It's time for Hong Kong to talk about fairness to sexual minorities
New Zealand gained a reputation as a social laboratory by giving women the right to vote 120 years ago, and by introducing cradle-to-grave social welfare in the 1930s and 40s. The latter has been undermined by free-market economics and remains anathema to many societies including Hong Kong. The country's latest reform is not quite so pioneering but, as with the other two in their time, millions around the world have mixed feelings about it.
New Zealand is the first Asia-Pacific nation, and the 13th overall, to legalise same-sex marriage, joining eight European and two South American countries, as well as Canada and South Africa. It had long ago legalised same-sex civil unions, and parliament finally amended the marriage act without too much controversy. That contrasts with France, which followed suit a few days later amid mass protests, especially over the right to adopt children. Many in Hong Kong would empathise with the reaction of Australian political leaders who were quick to rule out moves to follow their Pacific neighbour.
Last year our government and lawmakers joined hands to block a law against discrimination on grounds of sexual orientation, which falls far short of legalising same-sex marriage. Even a consultation is deemed too provocative for our conservative society, with Chief Executive Leung Chun-ying ruling it out in his policy speech in January, saying the community was "deeply divided". This reflects fear of a moral backlash, since a University of Hong Kong poll found 60 per cent would back legislation to outlaw such discrimination.
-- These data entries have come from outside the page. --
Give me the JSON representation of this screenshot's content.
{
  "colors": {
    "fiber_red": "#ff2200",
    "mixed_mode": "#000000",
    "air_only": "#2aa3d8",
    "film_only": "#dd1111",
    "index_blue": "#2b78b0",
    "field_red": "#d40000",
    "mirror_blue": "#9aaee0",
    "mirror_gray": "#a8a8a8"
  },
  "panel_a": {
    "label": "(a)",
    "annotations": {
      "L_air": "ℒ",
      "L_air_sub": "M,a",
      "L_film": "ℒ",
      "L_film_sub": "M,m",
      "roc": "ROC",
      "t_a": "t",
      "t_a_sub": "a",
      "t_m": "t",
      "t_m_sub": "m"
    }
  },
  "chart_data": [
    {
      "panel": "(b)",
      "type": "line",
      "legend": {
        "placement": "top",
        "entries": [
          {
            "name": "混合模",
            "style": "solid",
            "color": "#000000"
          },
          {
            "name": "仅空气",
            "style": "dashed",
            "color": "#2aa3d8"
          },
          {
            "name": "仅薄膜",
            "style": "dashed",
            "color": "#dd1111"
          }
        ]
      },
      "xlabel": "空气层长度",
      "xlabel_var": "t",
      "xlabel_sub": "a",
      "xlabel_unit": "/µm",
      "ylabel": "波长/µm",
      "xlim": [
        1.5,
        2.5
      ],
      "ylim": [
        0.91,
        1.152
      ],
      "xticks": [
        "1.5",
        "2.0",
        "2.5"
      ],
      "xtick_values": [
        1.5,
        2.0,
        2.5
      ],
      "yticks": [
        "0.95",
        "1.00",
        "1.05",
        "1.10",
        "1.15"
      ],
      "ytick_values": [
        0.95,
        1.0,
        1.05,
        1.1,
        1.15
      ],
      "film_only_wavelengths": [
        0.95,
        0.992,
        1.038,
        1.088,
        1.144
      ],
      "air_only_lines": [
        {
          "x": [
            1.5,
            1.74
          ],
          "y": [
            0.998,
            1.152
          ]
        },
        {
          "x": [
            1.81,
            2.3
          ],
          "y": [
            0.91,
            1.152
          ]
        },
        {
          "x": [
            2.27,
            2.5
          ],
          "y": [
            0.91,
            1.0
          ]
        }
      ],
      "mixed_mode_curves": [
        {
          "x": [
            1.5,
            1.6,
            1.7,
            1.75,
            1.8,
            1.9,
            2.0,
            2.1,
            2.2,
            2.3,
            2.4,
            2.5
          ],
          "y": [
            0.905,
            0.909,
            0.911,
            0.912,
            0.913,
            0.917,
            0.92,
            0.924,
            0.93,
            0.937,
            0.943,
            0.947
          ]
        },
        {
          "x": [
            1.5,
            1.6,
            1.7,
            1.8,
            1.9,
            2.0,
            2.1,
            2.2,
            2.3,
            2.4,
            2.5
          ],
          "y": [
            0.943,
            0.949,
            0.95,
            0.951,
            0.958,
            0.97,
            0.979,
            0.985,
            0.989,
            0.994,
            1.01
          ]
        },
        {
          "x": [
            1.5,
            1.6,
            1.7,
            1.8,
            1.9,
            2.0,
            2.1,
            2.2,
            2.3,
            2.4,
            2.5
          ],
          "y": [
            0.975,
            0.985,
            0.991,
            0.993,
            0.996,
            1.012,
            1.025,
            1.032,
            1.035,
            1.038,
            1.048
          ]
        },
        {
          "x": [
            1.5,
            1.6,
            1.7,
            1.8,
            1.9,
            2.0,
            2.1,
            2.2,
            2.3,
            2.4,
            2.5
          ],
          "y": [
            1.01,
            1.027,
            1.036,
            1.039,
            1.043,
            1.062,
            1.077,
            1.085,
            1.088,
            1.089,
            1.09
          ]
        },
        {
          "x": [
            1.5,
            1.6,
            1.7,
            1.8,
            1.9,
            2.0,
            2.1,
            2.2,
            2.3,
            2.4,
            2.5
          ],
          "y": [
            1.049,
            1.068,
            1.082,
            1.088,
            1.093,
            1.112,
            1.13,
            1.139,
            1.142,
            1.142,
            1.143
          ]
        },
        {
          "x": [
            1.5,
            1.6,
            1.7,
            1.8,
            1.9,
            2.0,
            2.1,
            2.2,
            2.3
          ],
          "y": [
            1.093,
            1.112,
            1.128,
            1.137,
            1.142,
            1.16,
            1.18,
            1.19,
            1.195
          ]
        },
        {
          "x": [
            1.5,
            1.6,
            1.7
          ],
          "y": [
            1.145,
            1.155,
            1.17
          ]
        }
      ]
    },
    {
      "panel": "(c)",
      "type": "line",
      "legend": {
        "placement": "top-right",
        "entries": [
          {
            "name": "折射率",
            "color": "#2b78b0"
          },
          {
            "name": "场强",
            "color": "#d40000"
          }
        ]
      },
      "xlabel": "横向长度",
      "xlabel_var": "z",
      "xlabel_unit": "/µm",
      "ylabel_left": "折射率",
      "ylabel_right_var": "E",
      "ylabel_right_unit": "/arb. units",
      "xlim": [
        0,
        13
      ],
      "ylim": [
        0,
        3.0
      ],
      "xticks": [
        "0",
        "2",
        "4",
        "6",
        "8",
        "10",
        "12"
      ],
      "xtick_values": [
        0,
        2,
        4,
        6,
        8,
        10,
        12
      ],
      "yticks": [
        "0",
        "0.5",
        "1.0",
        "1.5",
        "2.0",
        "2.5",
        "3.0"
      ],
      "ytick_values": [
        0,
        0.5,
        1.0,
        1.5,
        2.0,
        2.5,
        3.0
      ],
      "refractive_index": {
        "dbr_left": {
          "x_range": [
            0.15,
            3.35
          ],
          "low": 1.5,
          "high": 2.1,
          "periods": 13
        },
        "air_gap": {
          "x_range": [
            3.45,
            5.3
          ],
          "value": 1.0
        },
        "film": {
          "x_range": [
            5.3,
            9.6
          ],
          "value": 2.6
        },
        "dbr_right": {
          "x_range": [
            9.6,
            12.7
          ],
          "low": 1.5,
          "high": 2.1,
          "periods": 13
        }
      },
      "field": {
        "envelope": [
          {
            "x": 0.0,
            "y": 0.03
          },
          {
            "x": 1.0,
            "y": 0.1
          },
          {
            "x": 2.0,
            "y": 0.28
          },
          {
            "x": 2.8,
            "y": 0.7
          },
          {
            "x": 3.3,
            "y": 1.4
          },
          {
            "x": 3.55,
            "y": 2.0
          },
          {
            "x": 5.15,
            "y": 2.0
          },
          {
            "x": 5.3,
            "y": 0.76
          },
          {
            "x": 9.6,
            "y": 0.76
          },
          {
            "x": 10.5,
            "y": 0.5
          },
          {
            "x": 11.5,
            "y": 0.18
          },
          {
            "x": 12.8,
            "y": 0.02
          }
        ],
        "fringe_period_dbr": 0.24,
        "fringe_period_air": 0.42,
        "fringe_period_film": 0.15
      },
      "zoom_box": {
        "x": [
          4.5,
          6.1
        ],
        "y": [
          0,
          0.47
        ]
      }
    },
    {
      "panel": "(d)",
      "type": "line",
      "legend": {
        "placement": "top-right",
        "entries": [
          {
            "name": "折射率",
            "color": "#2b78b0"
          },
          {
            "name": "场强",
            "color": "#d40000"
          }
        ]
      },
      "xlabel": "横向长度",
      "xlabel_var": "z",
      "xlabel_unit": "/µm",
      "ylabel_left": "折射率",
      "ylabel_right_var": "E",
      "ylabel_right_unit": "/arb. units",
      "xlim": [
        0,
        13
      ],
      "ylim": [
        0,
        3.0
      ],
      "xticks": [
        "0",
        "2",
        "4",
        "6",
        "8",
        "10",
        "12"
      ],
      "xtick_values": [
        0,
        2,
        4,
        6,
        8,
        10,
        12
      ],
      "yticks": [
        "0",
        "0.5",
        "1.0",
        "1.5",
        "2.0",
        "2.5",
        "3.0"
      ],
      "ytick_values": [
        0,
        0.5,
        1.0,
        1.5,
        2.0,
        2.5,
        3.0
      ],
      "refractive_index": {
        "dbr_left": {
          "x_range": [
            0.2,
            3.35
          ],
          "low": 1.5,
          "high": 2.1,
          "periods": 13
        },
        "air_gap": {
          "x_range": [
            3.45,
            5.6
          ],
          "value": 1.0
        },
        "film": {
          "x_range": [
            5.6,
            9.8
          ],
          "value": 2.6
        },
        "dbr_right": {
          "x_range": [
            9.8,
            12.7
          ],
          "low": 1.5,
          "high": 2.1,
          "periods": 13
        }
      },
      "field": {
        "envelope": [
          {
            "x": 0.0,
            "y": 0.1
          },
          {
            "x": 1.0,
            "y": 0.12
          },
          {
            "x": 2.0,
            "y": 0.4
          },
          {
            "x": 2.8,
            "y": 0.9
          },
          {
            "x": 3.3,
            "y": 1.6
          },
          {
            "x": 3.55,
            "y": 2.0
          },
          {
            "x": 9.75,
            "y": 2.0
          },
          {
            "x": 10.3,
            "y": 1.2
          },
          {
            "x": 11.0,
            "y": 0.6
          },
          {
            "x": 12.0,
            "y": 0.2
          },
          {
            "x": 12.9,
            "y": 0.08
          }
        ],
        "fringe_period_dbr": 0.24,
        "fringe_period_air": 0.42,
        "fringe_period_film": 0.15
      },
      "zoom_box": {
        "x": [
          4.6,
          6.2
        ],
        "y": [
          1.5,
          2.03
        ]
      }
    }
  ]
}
To be sure, it is a complex issue involving religion, morals and even our core value of free speech. But that does not mean the subject will go away. Seeking consensus on fair treatment for sexual minorities is not to be confused with changing the definition of marriage - unthinkable for many. The government should take the lead sooner rather than later with a public consultation. This would recognise that the subject is no longer taboo, even if some saw it as a step towards legislating.